À mesure que de nouveaux outils de prévention, tels que le médicament cabotégravir — qui protège les personnes contre l'infection par le VIH jusqu'à deux mois après leur injection dans l'organisme — deviennent plus largement disponibles, les programmes de soins de santé doivent être conçus de manière à ce que ceux qui sont les plus susceptibles d'en bénéficier d'une intervention peuvent y accéder.
Changer de comportement
Qu’il s’agisse du dépistage, de la thérapie antirétrovirale ou de la PrEP et d’autres interventions de prévention, il sera essentiel d’intégrer les sciences comportementales et sociales dans la conception des programmes de soins de santé – et de généraliser cette intégration.
Un bon exemple de l’importance des interventions comportementales vient de l’Afrique du Sud, où les hommes sont nettement moins susceptibles que les femmes de se faire dépister ou de bénéficier de soins, et où les systèmes de santé et de protection sociale n’ont pas réussi à atteindre les objectifs 95-95-95 de l’ONUSIDA. pour hommes. En 2020, des chercheurs ont fourni à 500 hommes du Cap une carte contenant des informations sur la façon dont le traitement antirétroviral peut empêcher une personne infectée de transmettre le VIH à son partenaire ou à sa famille et les ont invités à passer un test de dépistage du VIH dans une clinique mobile.
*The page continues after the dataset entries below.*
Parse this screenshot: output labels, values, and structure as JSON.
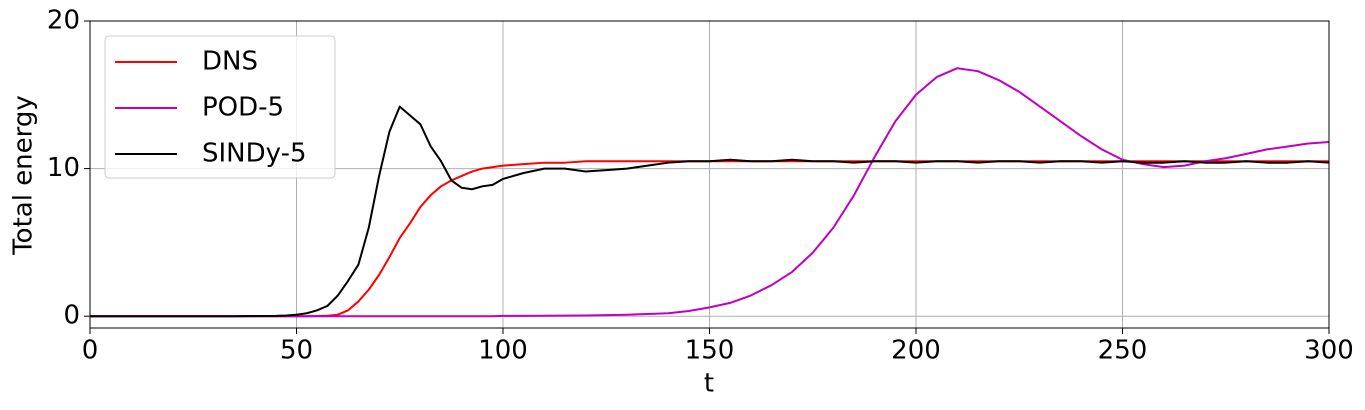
{
  "chart_data": {
    "type": "line",
    "xlabel": "t",
    "ylabel": "Total energy",
    "x": [
      0,
      5,
      10,
      15,
      20,
      25,
      30,
      35,
      40,
      42.5,
      45,
      47.5,
      50,
      52.5,
      55,
      57.5,
      60,
      62.5,
      65,
      67.5,
      70,
      72.5,
      75,
      77.5,
      80,
      82.5,
      85,
      87.5,
      90,
      92.5,
      95,
      97.5,
      100,
      105,
      110,
      115,
      120,
      125,
      130,
      135,
      140,
      145,
      150,
      155,
      160,
      165,
      170,
      175,
      180,
      185,
      190,
      195,
      200,
      205,
      210,
      215,
      220,
      225,
      230,
      235,
      240,
      245,
      250,
      255,
      260,
      265,
      270,
      275,
      280,
      285,
      290,
      295,
      300
    ],
    "series": [
      {
        "name": "DNS",
        "color": "#ff0000",
        "values": [
          0,
          0,
          0,
          0,
          0,
          0,
          0,
          0,
          0,
          0,
          0,
          0,
          0,
          0,
          0.01,
          0.03,
          0.1,
          0.4,
          1.0,
          1.8,
          2.8,
          4.0,
          5.3,
          6.3,
          7.4,
          8.2,
          8.8,
          9.2,
          9.5,
          9.8,
          10.0,
          10.1,
          10.2,
          10.3,
          10.4,
          10.4,
          10.5,
          10.5,
          10.5,
          10.5,
          10.5,
          10.5,
          10.5,
          10.5,
          10.5,
          10.5,
          10.5,
          10.5,
          10.5,
          10.5,
          10.5,
          10.5,
          10.5,
          10.5,
          10.5,
          10.5,
          10.5,
          10.5,
          10.5,
          10.5,
          10.5,
          10.5,
          10.5,
          10.5,
          10.5,
          10.5,
          10.5,
          10.5,
          10.5,
          10.5,
          10.5,
          10.5,
          10.5
        ]
      },
      {
        "name": "POD-5",
        "color": "#c000c0",
        "values": [
          0,
          0,
          0,
          0,
          0,
          0,
          0,
          0,
          0,
          0,
          0,
          0,
          0,
          0,
          0,
          0,
          0,
          0,
          0,
          0,
          0,
          0,
          0,
          0,
          0,
          0,
          0,
          0,
          0,
          0,
          0,
          0,
          0.02,
          0.02,
          0.03,
          0.04,
          0.05,
          0.07,
          0.1,
          0.15,
          0.2,
          0.35,
          0.6,
          0.9,
          1.4,
          2.1,
          3.0,
          4.3,
          6.0,
          8.2,
          10.8,
          13.2,
          15.0,
          16.2,
          16.8,
          16.6,
          16.0,
          15.2,
          14.2,
          13.2,
          12.2,
          11.3,
          10.6,
          10.3,
          10.1,
          10.2,
          10.5,
          10.7,
          11.0,
          11.3,
          11.5,
          11.7,
          11.8
        ]
      },
      {
        "name": "SINDy-5",
        "color": "#000000",
        "values": [
          0,
          0,
          0,
          0,
          0,
          0,
          0,
          0,
          0.01,
          0.01,
          0.02,
          0.05,
          0.1,
          0.2,
          0.4,
          0.7,
          1.4,
          2.4,
          3.5,
          6,
          9.5,
          12.5,
          14.2,
          13.6,
          13,
          11.5,
          10.5,
          9.2,
          8.7,
          8.6,
          8.8,
          8.9,
          9.3,
          9.7,
          10.0,
          10.0,
          9.8,
          9.9,
          10.0,
          10.2,
          10.4,
          10.5,
          10.5,
          10.6,
          10.5,
          10.5,
          10.6,
          10.5,
          10.5,
          10.4,
          10.5,
          10.5,
          10.4,
          10.5,
          10.5,
          10.4,
          10.5,
          10.5,
          10.4,
          10.5,
          10.5,
          10.4,
          10.5,
          10.4,
          10.4,
          10.5,
          10.4,
          10.4,
          10.5,
          10.4,
          10.4,
          10.5,
          10.4
        ]
      }
    ],
    "xlim": [
      0,
      300
    ],
    "ylim": [
      -0.8,
      20
    ],
    "xticks": [
      0,
      50,
      100,
      150,
      200,
      250,
      300
    ],
    "yticks": [
      0,
      10,
      20
    ],
    "grid": true,
    "legend": "upper left"
  }
}
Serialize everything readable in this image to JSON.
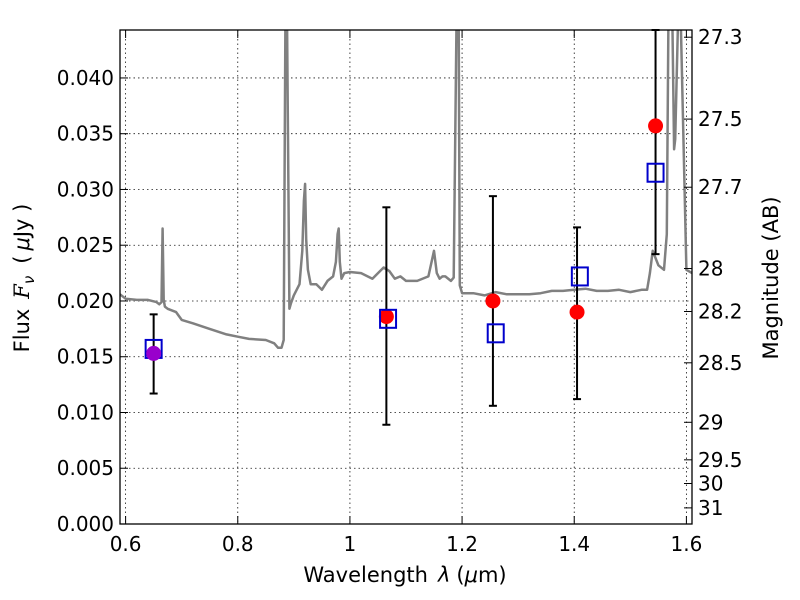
{
  "chart_data": {
    "type": "scatter",
    "xlabel_prefix": "Wavelength",
    "xlabel_symbol": "λ",
    "xlabel_unit_open": "(",
    "xlabel_unit_mu": "μ",
    "xlabel_unit_rest": "m)",
    "ylabel_prefix": "Flux",
    "ylabel_symbol": "F",
    "ylabel_sub": "ν",
    "ylabel_unit_open": "(",
    "ylabel_unit_mu": "μ",
    "ylabel_unit_rest": "Jy )",
    "y2label": "Magnitude (AB)",
    "xlim": [
      0.59,
      1.61
    ],
    "ylim": [
      0.0,
      0.0443
    ],
    "x_ticks": [
      0.6,
      0.8,
      1.0,
      1.2,
      1.4,
      1.6
    ],
    "x_tick_labels": [
      "0.6",
      "0.8",
      "1",
      "1.2",
      "1.4",
      "1.6"
    ],
    "y_ticks": [
      0.0,
      0.005,
      0.01,
      0.015,
      0.02,
      0.025,
      0.03,
      0.035,
      0.04
    ],
    "y_tick_labels": [
      "0.000",
      "0.005",
      "0.010",
      "0.015",
      "0.020",
      "0.025",
      "0.030",
      "0.035",
      "0.040"
    ],
    "y2_ticks": [
      27.3,
      27.5,
      27.7,
      28,
      28.2,
      28.5,
      29,
      29.5,
      30,
      31
    ],
    "y2_tick_labels": [
      "27.3",
      "27.5",
      "27.7",
      "28",
      "28.2",
      "28.5",
      "29",
      "29.5",
      "30",
      "31"
    ],
    "grid": true,
    "colors": {
      "observed": "#ff0000",
      "model": "#0000cc",
      "sed": "#808080",
      "overlap": "#9900cc",
      "errorbar": "#000000"
    },
    "series": [
      {
        "kind": "line",
        "color": "#808080",
        "x": [
          0.59,
          0.6,
          0.62,
          0.64,
          0.655,
          0.66,
          0.664,
          0.666,
          0.668,
          0.67,
          0.675,
          0.69,
          0.7,
          0.72,
          0.75,
          0.78,
          0.8,
          0.82,
          0.85,
          0.865,
          0.872,
          0.878,
          0.882,
          0.885,
          0.886,
          0.888,
          0.892,
          0.895,
          0.9,
          0.91,
          0.915,
          0.918,
          0.92,
          0.922,
          0.925,
          0.93,
          0.94,
          0.95,
          0.96,
          0.97,
          0.975,
          0.978,
          0.98,
          0.982,
          0.985,
          0.99,
          1.0,
          1.02,
          1.04,
          1.05,
          1.06,
          1.07,
          1.08,
          1.09,
          1.1,
          1.12,
          1.14,
          1.15,
          1.155,
          1.16,
          1.165,
          1.17,
          1.18,
          1.185,
          1.19,
          1.192,
          1.194,
          1.196,
          1.2,
          1.205,
          1.22,
          1.24,
          1.26,
          1.28,
          1.3,
          1.32,
          1.34,
          1.36,
          1.38,
          1.4,
          1.42,
          1.44,
          1.46,
          1.48,
          1.5,
          1.52,
          1.53,
          1.535,
          1.54,
          1.55,
          1.56,
          1.565,
          1.568,
          1.57,
          1.575,
          1.578,
          1.58,
          1.585,
          1.59,
          1.6,
          1.61
        ],
        "y": [
          0.0206,
          0.0202,
          0.0201,
          0.0201,
          0.0199,
          0.0197,
          0.0199,
          0.0265,
          0.0201,
          0.0195,
          0.0193,
          0.019,
          0.0183,
          0.018,
          0.0175,
          0.017,
          0.0168,
          0.0166,
          0.0165,
          0.0162,
          0.0158,
          0.0158,
          0.0165,
          0.045,
          0.045,
          0.0445,
          0.0193,
          0.0198,
          0.0205,
          0.0215,
          0.0245,
          0.029,
          0.0305,
          0.0255,
          0.0228,
          0.0215,
          0.0215,
          0.021,
          0.0218,
          0.0222,
          0.0235,
          0.026,
          0.0265,
          0.0235,
          0.022,
          0.0225,
          0.0226,
          0.0225,
          0.022,
          0.0225,
          0.023,
          0.0227,
          0.022,
          0.0222,
          0.0218,
          0.0218,
          0.0222,
          0.0245,
          0.0225,
          0.022,
          0.0222,
          0.0222,
          0.0218,
          0.0221,
          0.045,
          0.045,
          0.045,
          0.0214,
          0.0207,
          0.0207,
          0.0207,
          0.0205,
          0.0208,
          0.0206,
          0.0206,
          0.0206,
          0.0207,
          0.0209,
          0.0209,
          0.021,
          0.0211,
          0.0209,
          0.0209,
          0.021,
          0.0208,
          0.021,
          0.021,
          0.0225,
          0.0245,
          0.0232,
          0.0228,
          0.026,
          0.045,
          0.045,
          0.045,
          0.0336,
          0.0345,
          0.045,
          0.045,
          0.0228,
          0.0225
        ]
      },
      {
        "kind": "points",
        "marker": "circle",
        "color": "#ff0000",
        "x": [
          1.065,
          1.255,
          1.405,
          1.545
        ],
        "y": [
          0.0186,
          0.02,
          0.019,
          0.0357
        ],
        "yerr_low": [
          0.0089,
          0.0106,
          0.0112,
          0.0242
        ],
        "yerr_high": [
          0.0284,
          0.0294,
          0.0266,
          0.0443
        ]
      },
      {
        "kind": "points",
        "marker": "square",
        "color": "#0000cc",
        "x": [
          0.65,
          1.068,
          1.26,
          1.41,
          1.545
        ],
        "y": [
          0.0157,
          0.0184,
          0.0171,
          0.0222,
          0.0315
        ]
      },
      {
        "kind": "points",
        "marker": "circle",
        "color": "#9900cc",
        "x": [
          0.65
        ],
        "y": [
          0.0153
        ],
        "yerr_low": [
          0.0117
        ],
        "yerr_high": [
          0.0188
        ]
      }
    ]
  }
}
La stratégie de messagerie a presque doublé le nombre d'hommes qui se sont présentés à la clinique mobile pour un test de dépistage gratuit du VIH.
Une méta-analyse réalisée par un autre groupe, incluant les données de 47 études menées dans le monde13, a montré que l'exploitation des réseaux sociaux pour améliorer la recherche de cas (la découverte de nouveaux cas et la détermination des personnes à risque) est une méthode utile et rentable. moyen d’atteindre les adolescents et les jeunes. Tirer parti des réseaux sociaux implique d'identifier certaines personnes comme étant importantes dans un réseau social, puis de les encourager à motiver leurs partenaires sexuels ou ceux de leurs réseaux sociaux, qui pourraient bénéficier du dépistage, à se faire dépister pour le VIH. En partie grâce aux résultats de la méta-analyse, l’OMS recommande désormais aux pays d’utiliser davantage d’approches de test faisant appel aux réseaux sociaux.
Plusieurs interventions qui se renforcent mutuellement et qui aident les gens à modifier leur comportement peuvent contribuer à réduire le délai entre le diagnostic et le début du traitement antirétroviral. Ces approches consistent notamment à fournir aux personnes testées positives pour le VIH des messages texte et d'autres rappels pour prendre rendez-vous à leur clinique locale ; veiller à ce que les gens puissent se rendre à la clinique par les transports publics ; et offrir des incitations, telles que des récompenses monétaires, pour commencer le traitement.
Objectif futur
Investir dans des stratégies innovantes qui répondent aux besoins des individus ne sera pas seulement essentiel pour mettre fin à la pandémie du VIH/SIDA d’ici 2030. Cela contribuera également à garantir que les systèmes de santé mondiaux soient résilients et dynamiques face aux futures menaces de santé publique. Et cela contribuera à réorienter la santé mondiale, de sorte que les solutions aux problèmes de lutte contre les maladies proviennent de plus en plus des individus et des communautés les plus touchés, et moins des pays à revenu élevé.